What makes the output better than writing 'act as X' myself?

The role profile system. Each recognized role carries researched content: how that role actually thinks (a recruiter evaluates hiring quality at month six, not offer acceptance), what it owns, and what criteria it weighs. That's the difference between a model wearing a name tag and one that reasons in character.

What happens with a role the tool doesn't recognize?

You get the same professional structure with [bracketed] placeholders where the role-specific knowledge belongs — the lenses, responsibilities, and criteria only someone who knows that role can fill in.
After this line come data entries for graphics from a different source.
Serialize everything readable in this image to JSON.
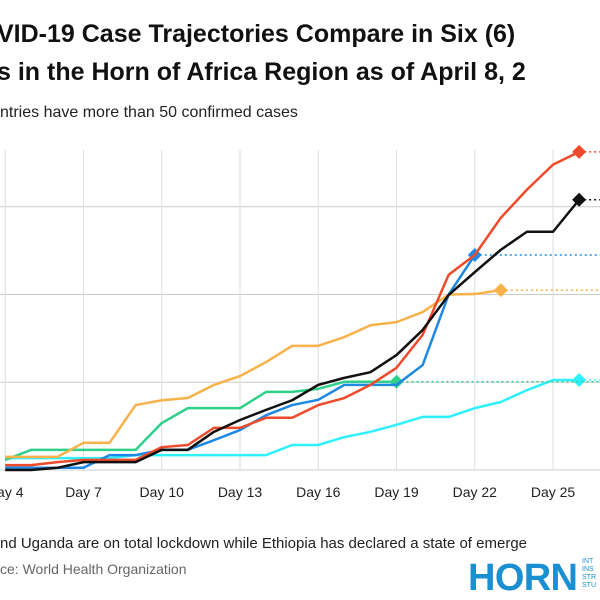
{
  "chart_data": {
    "type": "line",
    "title_lines": [
      "VID-19 Case Trajectories Compare in Six (6)",
      "s in the Horn of Africa Region as of April 8, 2"
    ],
    "subtitle": "ntries have more than 50 confirmed cases",
    "note": "nd Uganda are on total lockdown while Ethiopia has declared a state of emerge",
    "source": "ce: World Health Organization",
    "logo": {
      "text": "HORN",
      "side": [
        "INT",
        "INS",
        "STR",
        "STU"
      ]
    },
    "x": [
      4,
      5,
      6,
      7,
      8,
      9,
      10,
      11,
      12,
      13,
      14,
      15,
      16,
      17,
      18,
      19,
      20,
      21,
      22,
      23,
      24,
      25,
      26
    ],
    "xlim": [
      3.8,
      26.8
    ],
    "xticks": [
      {
        "value": 4,
        "label": "Day 4"
      },
      {
        "value": 7,
        "label": "Day 7"
      },
      {
        "value": 10,
        "label": "Day 10"
      },
      {
        "value": 13,
        "label": "Day 13"
      },
      {
        "value": 16,
        "label": "Day 16"
      },
      {
        "value": 19,
        "label": "Day 19"
      },
      {
        "value": 22,
        "label": "Day 22"
      },
      {
        "value": 25,
        "label": "Day 25"
      }
    ],
    "ylim": [
      0,
      80
    ],
    "yticks": [
      20,
      40,
      60
    ],
    "grid": true,
    "series": [
      {
        "color": "#2ff0ff",
        "values": [
          2.7,
          2.7,
          2.7,
          2.7,
          2.7,
          3.4,
          3.4,
          3.4,
          3.4,
          3.4,
          3.4,
          5.7,
          5.7,
          7.5,
          8.7,
          10.3,
          12.1,
          12.1,
          14.1,
          15.5,
          18.2,
          20.5,
          20.5
        ]
      },
      {
        "color": "#2fd08a",
        "values": [
          2.3,
          4.6,
          4.6,
          4.6,
          4.6,
          4.6,
          10.7,
          14.1,
          14.1,
          14.1,
          17.8,
          17.8,
          18.5,
          20.1,
          20.1,
          20.1,
          null,
          null,
          null,
          null,
          null,
          null,
          null
        ]
      },
      {
        "color": "#f8b24a",
        "values": [
          3,
          3,
          3,
          6.2,
          6.2,
          14.8,
          15.9,
          16.4,
          19.4,
          21.4,
          24.6,
          28.3,
          28.3,
          30.3,
          33,
          33.7,
          36,
          40,
          40.1,
          41,
          null,
          null,
          null
        ]
      },
      {
        "color": "#1e88e5",
        "values": [
          0.5,
          0.5,
          0.5,
          0.5,
          3.4,
          3.4,
          4.6,
          4.6,
          6.8,
          9.1,
          12.5,
          14.8,
          16,
          19.4,
          19.4,
          19.4,
          23.9,
          40,
          49,
          null,
          null,
          null,
          null
        ]
      },
      {
        "color": "#ee4b2b",
        "values": [
          1.1,
          1.1,
          1.8,
          2.3,
          2.3,
          2.3,
          5.2,
          5.7,
          9.6,
          9.6,
          11.9,
          11.9,
          14.8,
          16.4,
          19.4,
          23.3,
          30.8,
          44.5,
          49,
          57.5,
          63.9,
          69.6,
          72.5
        ]
      },
      {
        "color": "#111111",
        "values": [
          0,
          0,
          0.5,
          1.8,
          1.8,
          1.8,
          4.6,
          4.6,
          8.7,
          11.4,
          13.7,
          15.9,
          19.4,
          21,
          22.3,
          26.2,
          31.9,
          39.9,
          45.1,
          50.2,
          54.3,
          54.3,
          61.6
        ]
      }
    ]
  }
}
The generator never fakes expertise it doesn't have.

Which roles have full profiles?

Eleven, chosen for quality over quantity: Product Manager, Startup Advisor, Technical Recruiter, Senior Code Reviewer, UX Researcher, Marketing Strategist, Sales Consultant, Data Analyst, Customer Success Manager, Operations Manager, and SEO Consultant. Matching is fuzzy — 'PM', 'product owner', and 'tech lead' resolve to the right profiles.

Does the experience level actually change anything?

Yes — it changes the instructions, not just the adjective. Junior adds uncertainty-flagging and clarifying questions; Senior adds push-back and second-order effects; Principal adds systems-level reasoning and reversibility awareness; Expert adds first-principles reasoning and explicit opinions.

Can I edit the generated prompt?

Absolutely — it's a starting point built to be edited. Copy it, tighten the focus areas, and if you want to strengthen the wording further, run it through the Prompt Rewriter.